A similar imbalance in education continues today.  When economies falter and budgets are getting squeezed, arts programs get cut.  It happens in the United States, Japan, and elsewhere.  Math and science courses are simply considered more indispensable.

We should also consider, though, that it’s the artistic achievements that command attention as the culminating flowers of civilizations.  Art has always been an integral part of mankind’s search for meaning in life.  When we abandon the arts, we give up on a core part of ourselves.

But our concern is not so much about history, it is about people today—our children, friends, parents, and ourselves.  So when we give up on art, we deprive each other.  When education is geared solely towards technology or earnings, we may satisfy the requirements of making a living and yet never appreciate the mystery of life.

I eventually entered a rigorous apprenticeship with a master artist. I learned that art develops certain sets of skills that are not necessarily developed in academic studies.  This includes a type of “vision” that looks at situations and problem-solving globally or holistically.  It makes sense—of course artists would be concerned with “seeing the whole picture.”      This synthetic, analogic approach often differs from the linear, analytical training that is modern education.  Both are important.  I would never argue that we should do away with modern education, only complete it.  The artist’s way offers the possibility of “thinking outside the box.”  The experience of improvising and problem-solving with real materials, and the resulting coordination of hand, eye, and mind, is not available sitting in front of a computer screen.

It was from that first-hand experience of the real value of art that I became interested in art education, and why a group of us have started ArtLOFT here in Tokyo.  We are convinced that all people have the same potential, and that in most cases, those abilities only need to be awakened and developed.  The arts are an important tool in that awakening.  For the concerned parent, it is wise to ensure these needs are being met in your child’s education.

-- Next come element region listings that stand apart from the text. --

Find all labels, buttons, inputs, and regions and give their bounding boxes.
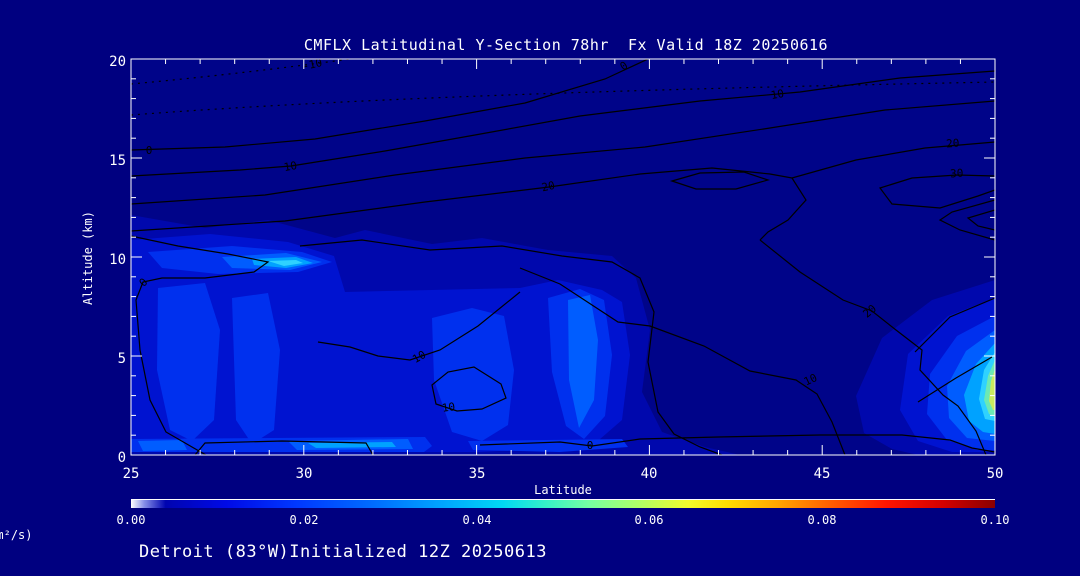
colorbar-tick-label: 0.08 bbox=[807, 513, 837, 527]
contour-label: 20 bbox=[540, 179, 556, 194]
station-init-label: Detroit (83°W)Initialized 12Z 20250613 bbox=[139, 542, 547, 562]
contour-label: 10 bbox=[441, 400, 456, 415]
contour-label: 30 bbox=[950, 167, 964, 181]
axis-ticks bbox=[130, 58, 996, 456]
colorbar bbox=[131, 499, 995, 508]
contour-label: 10 bbox=[410, 348, 428, 366]
colorbar-tick-label: 0.06 bbox=[634, 513, 664, 527]
contour-label: 10 bbox=[283, 159, 298, 174]
contour-label: 0 bbox=[146, 144, 153, 157]
contour-label: 10 bbox=[770, 87, 785, 102]
y-tick-label: 15 bbox=[109, 153, 126, 169]
colorbar-tick-label: 0.00 bbox=[116, 513, 146, 527]
y-tick-label: 20 bbox=[109, 54, 126, 70]
y-tick-label: 10 bbox=[109, 252, 126, 268]
x-tick-label: 25 bbox=[122, 466, 140, 482]
x-tick-label: 50 bbox=[986, 466, 1004, 482]
colorbar-tick-label: 0.04 bbox=[462, 513, 492, 527]
y-tick-label: 5 bbox=[117, 351, 126, 367]
colorbar-units-label: (kg/m²/s) bbox=[0, 528, 33, 542]
contour-label: -10 bbox=[301, 56, 323, 73]
filled-contour-field bbox=[131, 59, 995, 455]
x-tick-label: 30 bbox=[295, 466, 313, 482]
contour-labels: -10 0 10 20 30 0 10 20 0 10 10 20 10 0 bbox=[137, 56, 964, 452]
x-tick-label: 40 bbox=[640, 466, 658, 482]
contour-label: 20 bbox=[946, 137, 960, 151]
line-contours bbox=[131, 59, 995, 455]
x-tick-label: 45 bbox=[813, 466, 831, 482]
colorbar-tick-label: 0.02 bbox=[289, 513, 319, 527]
chart-title: CMFLX Latitudinal Y-Section 78hr Fx Vali… bbox=[303, 36, 829, 54]
y-tick-label: 0 bbox=[117, 450, 126, 466]
contour-label: 10 bbox=[802, 371, 820, 388]
colorbar-tick-label: 0.10 bbox=[980, 513, 1010, 527]
x-tick-label: 35 bbox=[468, 466, 486, 482]
x-axis-title: Latitude bbox=[534, 483, 592, 497]
contour-label: 0 bbox=[587, 439, 594, 452]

Arts education is not just for students planning to become artists.  It offers practical advantages in any life direction.  Many of the greatest scientists placed prime importance on some arts involvement as a key factor in their discoveries.  When Einstein tried to imagine what it would be like to ride a beam of light, when he wondered what he would see and experience, he was thinking like an artist.  He was not considered an exceptional mathematician.  He was not even a standout student.  Yet his simple, imaginative play shook the foundations of science and changed the way we see the world.  Modern budgets reveal that our cultures value science more that art.  Maybe it will always be that way.  But at the rarified peaks of science, Einstein could confidently affirm from his own experience that “imagination is more important that knowledge.”  His imagination was not the sum total of his accomplishment, only an essential part.